Sorry, no results found for "".

DatoCMS Site Search > How the crawling works

How the crawling works

The crawling process starts from the URL you configure as the "Website frontend URL" in your build trigger settings. It recursively follows all the hyperlinks pointing to your domain.

User Agent

The User-Agent used by our crawler is DatoCMSSearchBot.

How can i control what pages will be crawled on my site?

DatoCMSSearchBot respects the robots.txt directives user-agent and disallow. In the example below, DatoCMSSearchBot won't crawl documents that are under /do-not-crawl/ or /not-allowed.

User-agent: DatoCMSSearchBot # DatoCMS's user agent
Disallow: /do-not-crawl/ # disallow this directory
User-agent: * # any robot
Disallow: /not-allowed/ # disallow this directory

As of today DatoCMSSearchBot does not support the crawl-delay directive in robots.txt and robots meta tags on HTML pages such as nofollow and noindex.

Sitemaps

In addition to following the links found within pages, if your website provides a Sitemap file, the crawler will utilize it as an extra source of URLs to crawl. Sitemap Index files are also supported.

The crawler will first look for for sitemap directives in the robots.txt file. If a robots.txt file does not exist, or it does not offer any sitemap directive, the crawler will try with /sitemap.xml under the root of your domain.

Ensure the URLs in your sitemaps match your domain!

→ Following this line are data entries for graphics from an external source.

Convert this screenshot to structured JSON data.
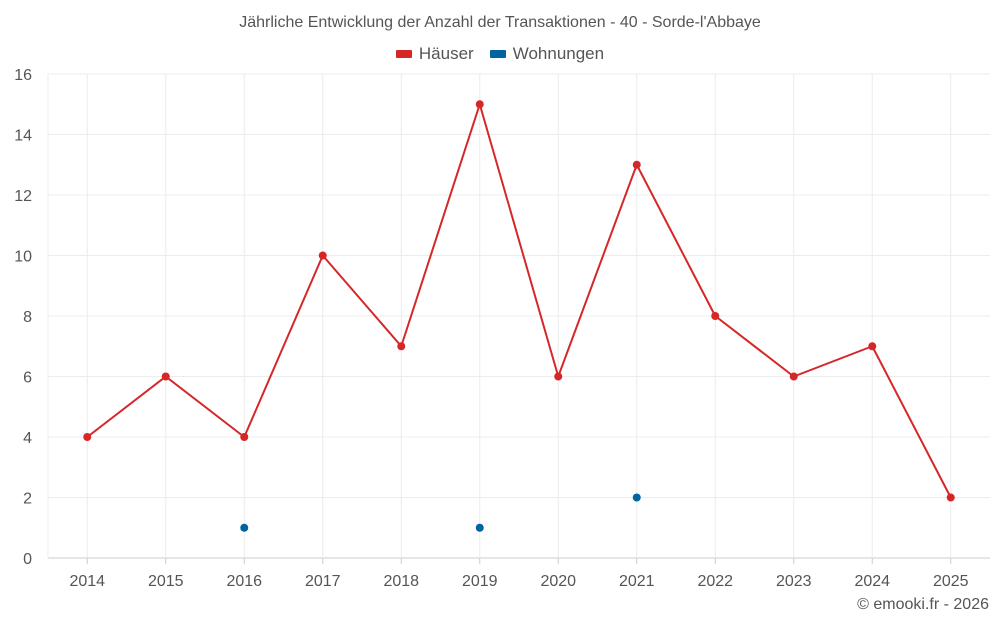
{
  "chart_data": {
    "type": "line",
    "title": "Jährliche Entwicklung der Anzahl der Transaktionen - 40 - Sorde-l'Abbaye",
    "categories": [
      "2014",
      "2015",
      "2016",
      "2017",
      "2018",
      "2019",
      "2020",
      "2021",
      "2022",
      "2023",
      "2024",
      "2025"
    ],
    "series": [
      {
        "name": "Häuser",
        "color": "#d62728",
        "values": [
          4,
          6,
          4,
          10,
          7,
          15,
          6,
          13,
          8,
          6,
          7,
          2
        ],
        "style": "line-with-markers"
      },
      {
        "name": "Wohnungen",
        "color": "#00649f",
        "values": [
          null,
          null,
          1,
          null,
          null,
          1,
          null,
          2,
          null,
          null,
          null,
          null
        ],
        "style": "markers-only"
      }
    ],
    "ylim": [
      0,
      16
    ],
    "yticks": [
      0,
      2,
      4,
      6,
      8,
      10,
      12,
      14,
      16
    ],
    "xlabel": "",
    "ylabel": "",
    "grid": true,
    "legend_position": "top-center"
  },
  "footer": {
    "copyright": "© emooki.fr - 2026"
  }
}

Any link to domains different than the one configured as the "Website frontend URL" in your build trigger settings will be ignored by the bot.

Language Detection

Through the HTML global lang attribute present on a page — or language-detection heuristics, if the attribute is missing — we detect the language of every crawled page, so that indexing will happen with proper stemming.

That is, if the visitor searches for "cats", we'll also return results for "cat", "catlike", "catty", etc.

Plain HTML only

The crawler does not execute JavaScript on the spidered pages, it only parses plain HTML. If your website is a Single Page App, you'll need to setup pre-rendering to make it readable by our bot.

Excluding content from indexing

To give your users the best experience, it's often useful to instruct DatoCMSSearchBot to exclude certain parts of your pages from indexing — ie. website headers and footers. Those sections are repeated in every page, thus can only degrade your search results.

To do that, you can simply add a data-datocms-noindex attribute to the HTML elements of your page you want to exclude: everything cointained in those elements will be ignored during indexing.

<body>
<div class="header" data-datocms-noindex>
...
</div>
<div class="main-content">
...
</div>
<div class="footer" data-datocms-noindex>
...
</div>
</body>

Crawling time

The time needed to finish the crawling operation depends on the number of pages in your website and your hosting's performances, but normally it's about ~20 indexed pages/sec.